The Mortgage Bankers Association released on Thursday its latest Mortgage Credit Availability Index (MCAI), which declined 16.1 percent month-over-month in March to 152.1 — the lowest level since June 2015.
The MCAI is based on data from 95 lenders and investors included in Ellie Mae’s AllRegs Market Clarity underwriting tool and considers multiple factors related to a borrower’s creditworthiness, such as their credit score, loan type, and the loan-to-value ratio. A decline in the MCAI means lending standards are tightening, the MBA said, while an increase signals loosening borrower standards.
“Mortgage credit supply decreased 16 percent in March to the lowest level since June 2015, with declines in availability across all loan types,” said Joel Kan, the MBA Association Vice President of Economic and Industry Forecasting. “There was a reduction in the availability of loans with lower credit scores and higher LTV ratios, and the largest pullback came from the jumbo and non-QM space.”

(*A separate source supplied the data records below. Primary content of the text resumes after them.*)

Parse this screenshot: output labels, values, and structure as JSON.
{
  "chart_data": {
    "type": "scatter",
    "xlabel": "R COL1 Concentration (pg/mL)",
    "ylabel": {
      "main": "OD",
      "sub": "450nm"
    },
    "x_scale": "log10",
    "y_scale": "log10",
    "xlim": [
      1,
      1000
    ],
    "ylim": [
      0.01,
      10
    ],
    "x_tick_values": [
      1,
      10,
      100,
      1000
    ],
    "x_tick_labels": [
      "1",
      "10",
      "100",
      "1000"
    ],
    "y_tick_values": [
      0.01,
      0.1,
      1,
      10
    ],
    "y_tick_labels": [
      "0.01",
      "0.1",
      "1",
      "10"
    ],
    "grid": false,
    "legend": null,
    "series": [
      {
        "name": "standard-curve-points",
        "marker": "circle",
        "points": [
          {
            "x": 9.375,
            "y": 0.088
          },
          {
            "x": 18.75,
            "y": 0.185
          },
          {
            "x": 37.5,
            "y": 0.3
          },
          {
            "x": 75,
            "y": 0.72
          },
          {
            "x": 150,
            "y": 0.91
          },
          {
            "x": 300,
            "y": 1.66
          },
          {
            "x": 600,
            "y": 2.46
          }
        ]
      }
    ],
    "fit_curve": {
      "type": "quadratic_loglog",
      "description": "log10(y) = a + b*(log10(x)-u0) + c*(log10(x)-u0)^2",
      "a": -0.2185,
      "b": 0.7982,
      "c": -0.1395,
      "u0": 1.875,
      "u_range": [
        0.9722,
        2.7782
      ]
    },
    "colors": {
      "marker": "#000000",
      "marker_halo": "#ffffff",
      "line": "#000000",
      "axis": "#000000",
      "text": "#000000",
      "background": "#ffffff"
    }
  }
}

“This month’s release highlights the large retreat from jumbo and non-QM investors due to a sharp drop in liquidity,” Kan added. “Lenders are making credit criteria changes to account for the increased likelihood of forbearance and defaults, as well as higher costs.”
The Conventional MCAI, which covers non-government loan programs, decreased 24.2 percent in March. The Jumbo MCAI and Conforming MCAI dropped by 36.9 percent and 2.7 percent, respectively. Lastly, the Government MCAI that includes FHA, VA, and USDA loans declined by 6.6 percent.
The Mortgage Bankers Association’s report falls in line with Wells Fargo’s move on Monday to suspend offering jumbo loans for properties that exceed Fannie Mae and Freddie Mac’s loan limits. Both entities increased limits from $484,350 to $510,440 in January to keep up with rapidly increasing median home values.
“Due to unprecedented market conditions, Wells Fargo Home Lending is temporarily suspending the purchase of non-conforming mortgage loans from correspondent sellers, effective immediately and until business conditions stabilize,” Tom Goyda, senior vice president of consumer lending communications at Wells Fargo, said in previous Inman article.
Although other banks are currently holding onto their jumbo loan offerings, mortgage consultants say that may not last for long as financial uncertainty caused by the coronavirus pandemic is putting the mortgage and real estate industries on edge.
“Images of the financial crisis come to mind when lending in the environment we’re in right now,” C2 Financial Corporation mortgage consultant Richard Liu told Bankrate. “For self-preservation, no lender is willing to take the risk of not being able to sell a loan to a mortgage-backed security (MBS) investor.”